Increase of nr4a2b and pax2a expression in manf MOsp morphants at 3 dpf. The spatial distribution of nr4a2b and pax2a was revealed by whole mount in situ hybridization. (A–C) dorsal views of nr4a2b expression pattern in the head and (D–F) lateral views of the spinal cord. (G–H) dorsal views of pax2a expression pattern in the head and (J–L) lateral views of the spinal cord. qPCR analysis of nr4a2b (M), pax2a (N) and pax5(O) (*p<0.05, n=3, Student′s t-test). White rectangles indicate the increase of nr4a2b expression in the posterior tuberculum and white arrows indicate the increased nr4a2b and pax2a expression in rhombencephalon in manf MOsp morphants. Scale bar=100 μm.

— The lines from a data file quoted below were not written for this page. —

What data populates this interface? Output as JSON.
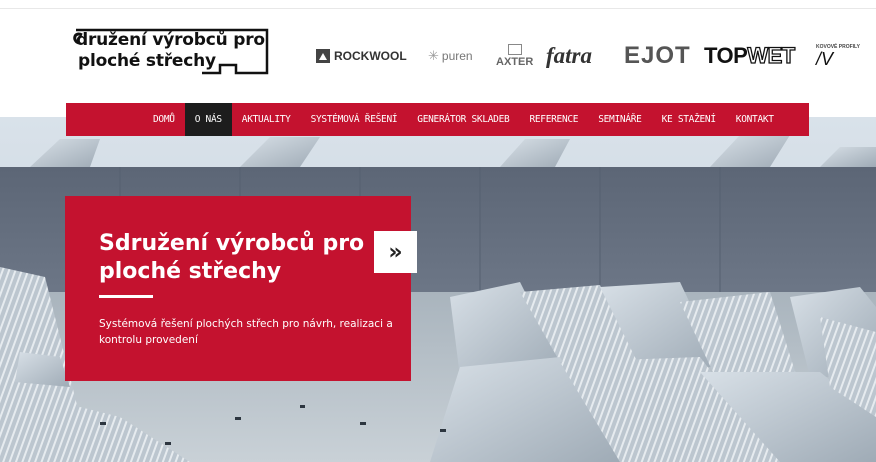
{
  "logo": {
    "line1": "družení výrobců pro",
    "line2": "ploché střechy"
  },
  "partners": [
    {
      "name": "ROCKWOOL",
      "icon": "rockwool-triangle-icon"
    },
    {
      "name": "puren"
    },
    {
      "name": "AXTER"
    },
    {
      "name": "fatra"
    },
    {
      "name": "EJOT"
    },
    {
      "name_a": "TOP",
      "name_b": "WET"
    },
    {
      "tagline": "KOVOVÉ PROFILY",
      "mark": "/V"
    }
  ],
  "nav": {
    "items": [
      {
        "label": "DOMŮ"
      },
      {
        "label": "O NÁS",
        "active": true
      },
      {
        "label": "AKTUALITY"
      },
      {
        "label": "SYSTÉMOVÁ ŘEŠENÍ"
      },
      {
        "label": "GENERÁTOR SKLADEB"
      },
      {
        "label": "REFERENCE"
      },
      {
        "label": "SEMINÁŘE"
      },
      {
        "label": "KE STAŽENÍ"
      },
      {
        "label": "KONTAKT"
      }
    ]
  },
  "hero": {
    "title": "Sdružení výrobců pro ploché střechy",
    "subtitle": "Systémová řešení plochých střech pro návrh, realizaci a kontrolu provedení",
    "next_icon": "»"
  },
  "colors": {
    "brand_red": "#c4122f",
    "nav_active": "#1d1d1d"
  }
}
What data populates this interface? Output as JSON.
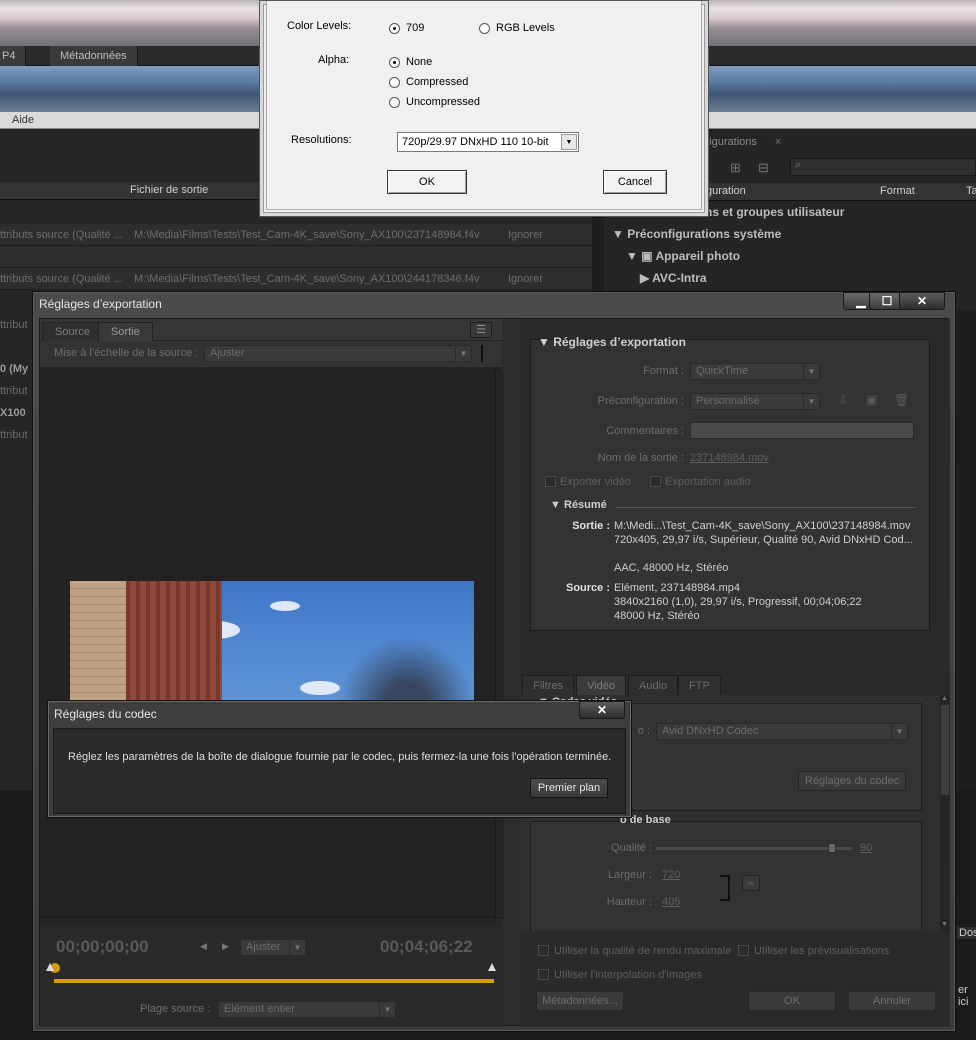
{
  "background": {
    "tabs": [
      "P4",
      "Métadonnées"
    ],
    "menu_help": "Aide",
    "queue_header": "Fichier de sortie",
    "queue_rows": [
      {
        "source": "ttributs source (Qualité ...",
        "path": "M:\\Media\\Films\\Tests\\Test_Cam-4K_save\\Sony_AX100\\237148984.f4v",
        "status": "Ignorer"
      },
      {
        "source": "ttributs source (Qualité ...",
        "path": "M:\\Media\\Films\\Tests\\Test_Cam-4K_save\\Sony_AX100\\244178346.f4v",
        "status": "Ignorer"
      }
    ],
    "queue_side_fragments": [
      "ttribut",
      "ttribut",
      "0 (My",
      "ttribut",
      "X100",
      "ttribut"
    ],
    "presets_tab": "nfigurations",
    "presets_col_name": "guration",
    "presets_col_format": "Format",
    "presets_col_t": "Ta",
    "presets_user_groups": "ns et groupes utilisateur",
    "presets_system": "Préconfigurations système",
    "presets_camera": "Appareil photo",
    "presets_avc": "AVC-Intra",
    "right_fragments": [
      "Dos",
      "er ici"
    ]
  },
  "avid_dialog": {
    "color_levels_label": "Color Levels:",
    "color_709": "709",
    "color_rgb": "RGB Levels",
    "alpha_label": "Alpha:",
    "alpha_none": "None",
    "alpha_compressed": "Compressed",
    "alpha_uncompressed": "Uncompressed",
    "resolutions_label": "Resolutions:",
    "resolution_value": "720p/29.97  DNxHD 110 10-bit",
    "ok": "OK",
    "cancel": "Cancel"
  },
  "export": {
    "title": "Réglages d’exportation",
    "tab_source": "Source",
    "tab_output": "Sortie",
    "scale_label": "Mise à l’échelle de la source :",
    "scale_value": "Ajuster",
    "tc_start": "00;00;00;00",
    "tc_end": "00;04;06;22",
    "fit_value": "Ajuster",
    "range_label": "Plage source :",
    "range_value": "Elément entier",
    "settings_title": "Réglages d’exportation",
    "format_label": "Format :",
    "format_value": "QuickTime",
    "preset_label": "Préconfiguration :",
    "preset_value": "Personnalisé",
    "comments_label": "Commentaires :",
    "output_name_label": "Nom de la sortie :",
    "output_name_value": "237148984.mov",
    "export_video": "Exporter vidéo",
    "export_audio": "Exportation audio",
    "summary_title": "Résumé",
    "output_key": "Sortie :",
    "output_lines": [
      "M:\\Medi...\\Test_Cam-4K_save\\Sony_AX100\\237148984.mov",
      "720x405, 29,97 i/s, Supérieur, Qualité 90, Avid DNxHD Cod...",
      "",
      "AAC, 48000 Hz, Stéréo"
    ],
    "source_key": "Source :",
    "source_lines": [
      "Elément, 237148984.mp4",
      "3840x2160 (1,0), 29,97 i/s, Progressif, 00;04;06;22",
      "48000 Hz, Stéréo"
    ],
    "tabs": [
      "Filtres",
      "Vidéo",
      "Audio",
      "FTP"
    ],
    "codec_section": "Codec vidéo",
    "codec_label_frag": "o :",
    "codec_value": "Avid DNxHD Codec",
    "codec_settings_btn": "Réglages du codec",
    "basic_section_frag": "o de base",
    "quality_label": "Qualité :",
    "quality_value": "90",
    "quality_level": 0.9,
    "width_label": "Largeur :",
    "width_value": "720",
    "height_label": "Hauteur :",
    "height_value": "405",
    "max_render": "Utiliser la qualité de rendu maximale",
    "use_previews": "Utiliser les prévisualisations",
    "frame_blend": "Utiliser l'interpolation d'images",
    "metadata_btn": "Métadonnées...",
    "ok_btn": "OK",
    "cancel_btn": "Annuler"
  },
  "codec_dialog": {
    "title": "Réglages du codec",
    "message": "Réglez les paramètres de la boîte de dialogue fournie par le codec, puis fermez-la une fois l'opération terminée.",
    "button": "Premier plan"
  }
}
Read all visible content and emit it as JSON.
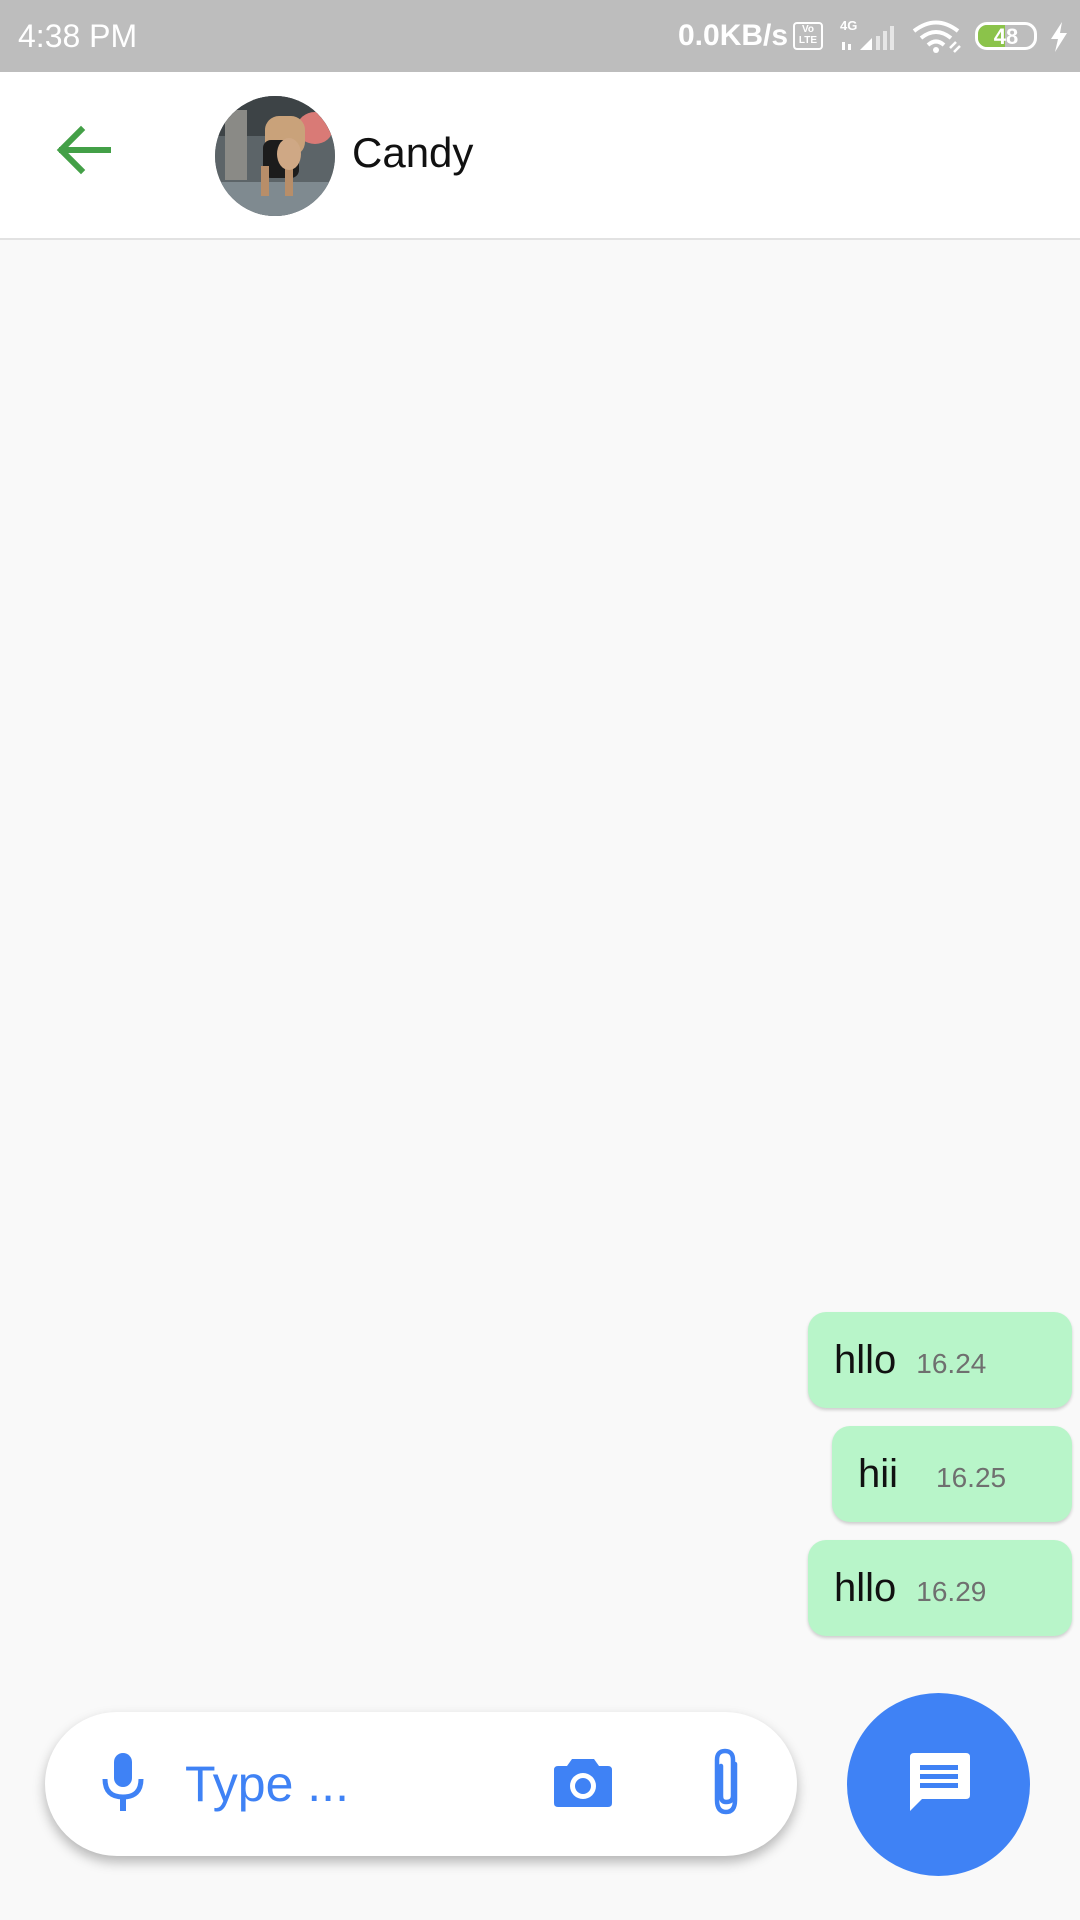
{
  "status_bar": {
    "time": "4:38 PM",
    "network_speed": "0.0KB/s",
    "volte": "Vo LTE",
    "network_type": "4G",
    "battery_level": "48",
    "battery_fraction": 0.48
  },
  "header": {
    "contact_name": "Candy",
    "back_icon": "arrow-left-icon",
    "avatar_alt": "Candy"
  },
  "messages": [
    {
      "text": "hllo",
      "time": "16.24"
    },
    {
      "text": "hii",
      "time": "16.25"
    },
    {
      "text": "hllo",
      "time": "16.29"
    }
  ],
  "composer": {
    "placeholder": "Type ...",
    "mic_icon": "microphone-icon",
    "camera_icon": "camera-icon",
    "attach_icon": "paperclip-icon",
    "send_icon": "message-icon"
  },
  "colors": {
    "accent_green": "#43a047",
    "accent_blue": "#3f82f5",
    "bubble_bg": "#b8f5c9",
    "status_bar_bg": "#bdbdbd"
  }
}
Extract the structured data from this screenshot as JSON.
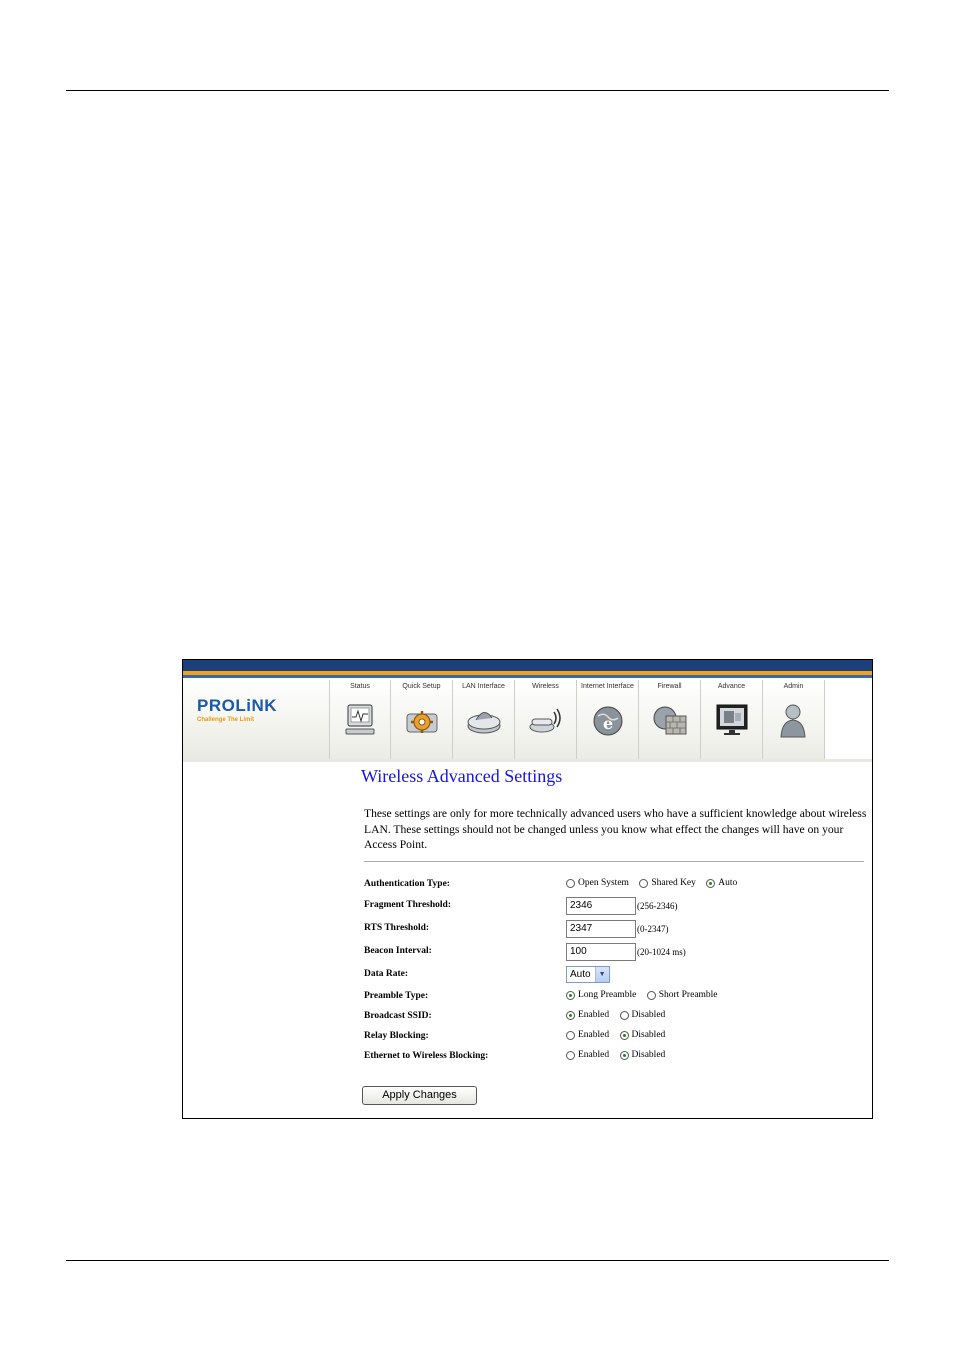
{
  "nav": {
    "items": [
      {
        "label": "Status",
        "icon": "monitor-icon"
      },
      {
        "label": "Quick Setup",
        "icon": "gear-icon"
      },
      {
        "label": "LAN Interface",
        "icon": "router-icon"
      },
      {
        "label": "Wireless",
        "icon": "wireless-icon"
      },
      {
        "label": "Internet Interface",
        "icon": "globe-e-icon"
      },
      {
        "label": "Firewall",
        "icon": "firewall-icon"
      },
      {
        "label": "Advance",
        "icon": "screen-icon"
      },
      {
        "label": "Admin",
        "icon": "user-icon"
      }
    ]
  },
  "logo": {
    "name": "PROLiNK",
    "tagline": "Challenge The Limit"
  },
  "page": {
    "title": "Wireless Advanced Settings",
    "description": "These settings are only for more technically advanced users who have a sufficient knowledge about wireless LAN. These settings should not be changed unless you know what effect the changes will have on your Access Point."
  },
  "form": {
    "auth_type": {
      "label": "Authentication Type:",
      "options": [
        "Open System",
        "Shared Key",
        "Auto"
      ],
      "selected": "Auto"
    },
    "fragment": {
      "label": "Fragment Threshold:",
      "value": "2346",
      "range": "(256-2346)"
    },
    "rts": {
      "label": "RTS Threshold:",
      "value": "2347",
      "range": "(0-2347)"
    },
    "beacon": {
      "label": "Beacon Interval:",
      "value": "100",
      "range": "(20-1024 ms)"
    },
    "data_rate": {
      "label": "Data Rate:",
      "value": "Auto"
    },
    "preamble": {
      "label": "Preamble Type:",
      "options": [
        "Long Preamble",
        "Short Preamble"
      ],
      "selected": "Long Preamble"
    },
    "broadcast_ssid": {
      "label": "Broadcast SSID:",
      "options": [
        "Enabled",
        "Disabled"
      ],
      "selected": "Enabled"
    },
    "relay_blocking": {
      "label": "Relay Blocking:",
      "options": [
        "Enabled",
        "Disabled"
      ],
      "selected": "Disabled"
    },
    "eth_wireless_blocking": {
      "label": "Ethernet to Wireless Blocking:",
      "options": [
        "Enabled",
        "Disabled"
      ],
      "selected": "Disabled"
    },
    "apply_label": "Apply Changes"
  },
  "colors": {
    "title": "#1414e6",
    "header_band": "#1d3f7a",
    "accent_band": "#f0a418",
    "logo": "#1a5aa8"
  }
}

MANF partially rescued the loss of th1 cells in 3 dpf Nr4a2 morphants. (A–C) th1 expression pattern was revealed by whole mount in situ hybridization at 3 dpf control MO, Nr4a2 MO and Nr4a2 MO co-injected with manf mRNA embryos, anterior to the left and dorsal to the top. (D) Quantitative analysis of the number of th1-containing cells in prethalanus and TPp dopaminergic population 5,6,11 and 12 defined by Sallinen et al., 2009b; DC1 and DC2 group defined by Rink and Wullimann, 2002. (***p<0.001, one-way ANOVA with Dunnett′s test) (E and F) qPCR analysis of th1, th2 and manf transcript levels (*p<0.05, n=3, Student′s t test). White rectangles indicate the loss of th1 cell population in population 5,6,11 and 12. TPp: periventricular nucleus of posterior tuberculum. Scale bar=100 μm.